This is the mail archive of the
gcc@gcc.gnu.org
mailing list for the GCC project.
Re: 2.95, x86: severe performance problems with short arithmetic
- To: Richard Henderson <rth@cygnus.com>
- Subject: Re: 2.95, x86: severe performance problems with short arithmetic
- From: Zack Weinberg <zack@bitmover.com>
- Date: Wed, 11 Aug 1999 10:23:25 -0700
- cc: Jeffrey A Law <law@cygnus.com>, John Wehle <john@feith.com>, gcc@gcc.gnu.org
Richard Henderson wrote:
> On Tue, Aug 10, 1999 at 11:00:53PM -0600, Jeffrey A Law wrote:
> > Instead we need to do more analysis to determine when it is profitable to
> > promote from 8/16 bit operations to 32bit operations.
>
> The new_ia32_branch currently just disables all such promotions when
> TARGET_PARTIAL_REG_STALL. Not ideal, perhaps, but much better than
> blindly going ahead with the promotions.
>
> Yes, a post-reload pass to match up register usage modes would be the
> ideal solution, but something like that isn't going to go into 2.95.1.
>
> IMO going through the 10 to 20 patterns in the existing code base
> that do such promotions and conditionally disabling them is the only
> viable course for 2.95.
If I make a patch to do this, will it be accepted for 2.95.1?
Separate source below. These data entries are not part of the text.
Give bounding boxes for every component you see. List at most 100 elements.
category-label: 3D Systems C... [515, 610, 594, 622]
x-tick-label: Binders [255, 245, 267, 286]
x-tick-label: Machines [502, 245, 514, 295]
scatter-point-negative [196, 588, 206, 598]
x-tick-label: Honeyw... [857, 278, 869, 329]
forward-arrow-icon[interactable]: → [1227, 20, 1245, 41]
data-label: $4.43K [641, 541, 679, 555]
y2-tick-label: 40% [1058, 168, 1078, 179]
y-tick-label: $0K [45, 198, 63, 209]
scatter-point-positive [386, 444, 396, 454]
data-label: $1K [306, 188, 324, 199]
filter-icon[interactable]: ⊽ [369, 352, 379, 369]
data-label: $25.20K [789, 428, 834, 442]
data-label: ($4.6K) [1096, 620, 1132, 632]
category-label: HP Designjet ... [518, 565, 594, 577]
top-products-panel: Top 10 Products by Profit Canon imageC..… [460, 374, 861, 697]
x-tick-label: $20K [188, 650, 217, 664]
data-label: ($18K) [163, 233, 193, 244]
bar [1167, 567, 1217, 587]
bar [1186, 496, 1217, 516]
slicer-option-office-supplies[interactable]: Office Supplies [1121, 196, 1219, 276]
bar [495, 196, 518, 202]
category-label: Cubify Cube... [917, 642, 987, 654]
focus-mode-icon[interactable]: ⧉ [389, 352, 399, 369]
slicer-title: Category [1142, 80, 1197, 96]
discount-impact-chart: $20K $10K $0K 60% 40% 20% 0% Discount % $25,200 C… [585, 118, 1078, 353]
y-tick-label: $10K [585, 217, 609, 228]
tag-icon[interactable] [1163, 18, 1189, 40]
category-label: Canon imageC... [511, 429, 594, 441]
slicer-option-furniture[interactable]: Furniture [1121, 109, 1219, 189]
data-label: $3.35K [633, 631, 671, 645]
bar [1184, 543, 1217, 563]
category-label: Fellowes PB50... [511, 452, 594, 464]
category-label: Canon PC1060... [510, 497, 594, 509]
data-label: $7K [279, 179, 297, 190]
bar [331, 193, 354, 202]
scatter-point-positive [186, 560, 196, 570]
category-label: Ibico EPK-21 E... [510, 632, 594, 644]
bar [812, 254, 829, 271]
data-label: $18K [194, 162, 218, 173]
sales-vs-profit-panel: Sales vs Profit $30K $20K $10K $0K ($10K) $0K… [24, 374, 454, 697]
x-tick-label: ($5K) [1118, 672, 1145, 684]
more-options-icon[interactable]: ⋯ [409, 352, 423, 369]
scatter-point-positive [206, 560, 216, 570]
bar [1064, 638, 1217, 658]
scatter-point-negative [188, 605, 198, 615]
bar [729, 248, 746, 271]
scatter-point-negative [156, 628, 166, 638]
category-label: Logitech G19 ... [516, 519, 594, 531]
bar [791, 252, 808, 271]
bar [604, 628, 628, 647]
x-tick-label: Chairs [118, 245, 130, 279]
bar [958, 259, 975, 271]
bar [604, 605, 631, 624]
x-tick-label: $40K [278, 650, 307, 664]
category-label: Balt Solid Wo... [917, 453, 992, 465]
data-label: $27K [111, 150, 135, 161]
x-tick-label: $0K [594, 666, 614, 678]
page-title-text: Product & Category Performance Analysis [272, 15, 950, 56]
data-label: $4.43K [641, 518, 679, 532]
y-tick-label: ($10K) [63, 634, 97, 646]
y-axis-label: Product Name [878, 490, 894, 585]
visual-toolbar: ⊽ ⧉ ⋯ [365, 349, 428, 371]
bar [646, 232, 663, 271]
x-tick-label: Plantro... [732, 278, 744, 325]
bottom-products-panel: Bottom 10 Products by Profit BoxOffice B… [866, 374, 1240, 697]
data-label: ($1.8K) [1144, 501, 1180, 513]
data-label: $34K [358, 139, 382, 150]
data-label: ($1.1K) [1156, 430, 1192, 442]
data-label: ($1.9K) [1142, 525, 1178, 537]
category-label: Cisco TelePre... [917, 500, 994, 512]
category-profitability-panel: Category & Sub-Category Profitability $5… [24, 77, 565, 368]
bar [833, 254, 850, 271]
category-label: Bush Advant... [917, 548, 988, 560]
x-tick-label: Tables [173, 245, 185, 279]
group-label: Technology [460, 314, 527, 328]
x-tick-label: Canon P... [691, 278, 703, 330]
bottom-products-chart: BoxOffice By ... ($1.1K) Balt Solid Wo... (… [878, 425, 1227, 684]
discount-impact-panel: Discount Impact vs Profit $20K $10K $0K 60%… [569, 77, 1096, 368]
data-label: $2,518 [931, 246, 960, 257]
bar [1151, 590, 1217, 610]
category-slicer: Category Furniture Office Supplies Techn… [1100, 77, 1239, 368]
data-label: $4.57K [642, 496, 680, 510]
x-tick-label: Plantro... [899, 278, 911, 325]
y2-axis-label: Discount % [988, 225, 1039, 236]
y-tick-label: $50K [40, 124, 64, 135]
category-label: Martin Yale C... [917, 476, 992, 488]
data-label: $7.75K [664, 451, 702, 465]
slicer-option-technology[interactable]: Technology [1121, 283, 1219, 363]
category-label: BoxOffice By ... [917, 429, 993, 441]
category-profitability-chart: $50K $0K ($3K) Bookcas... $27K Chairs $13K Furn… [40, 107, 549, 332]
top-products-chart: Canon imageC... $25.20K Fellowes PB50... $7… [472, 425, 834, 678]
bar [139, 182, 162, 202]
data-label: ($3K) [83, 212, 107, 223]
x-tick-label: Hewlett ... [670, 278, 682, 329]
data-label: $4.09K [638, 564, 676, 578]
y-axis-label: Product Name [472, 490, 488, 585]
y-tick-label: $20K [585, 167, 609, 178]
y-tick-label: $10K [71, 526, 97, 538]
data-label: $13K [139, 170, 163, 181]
For 2.96/the new_ia32_branch, I wonder if it would be possible to
use the peephole2 framework you posted to widen register operations
throughout a function.
Going back to the sample code I posted...
.L3:
movb (%ebx),%dl # 26 movqi+1/1
incl %ebx # 27 addsi3+1/1
testb %dl,%dl # 29 tstqi_1
je .L4 # 30 bleu+1
movzbw %dl,%ax # 35 zero_extendqihi2+1
addl %eax,%esi # 37 addhi3+1/1
movb %dl,(%ecx) # 41 movqi+1/3
incl %ecx # 42 addsi3+1/1
cmpb $10,%dl # 44 cmpqi_1/2
jne .L3 # 45 bleu+1
.L4:
I wonder if it wouldn't be profitable to do the extend at the same
time as the fetch, like this:
.L3:
movzbl (%ebx),%edx
incl %ebx
testb %dl,%dl
je .L4
addl %edx,%esi
movb %dl,(%ecx)
incl %ecx
cmpb $10,%dl
jne .L3
.L4:
This is three bytes smaller and uses one fewer register, and I don't
think it's any worse in decode penalties or whatever.
zw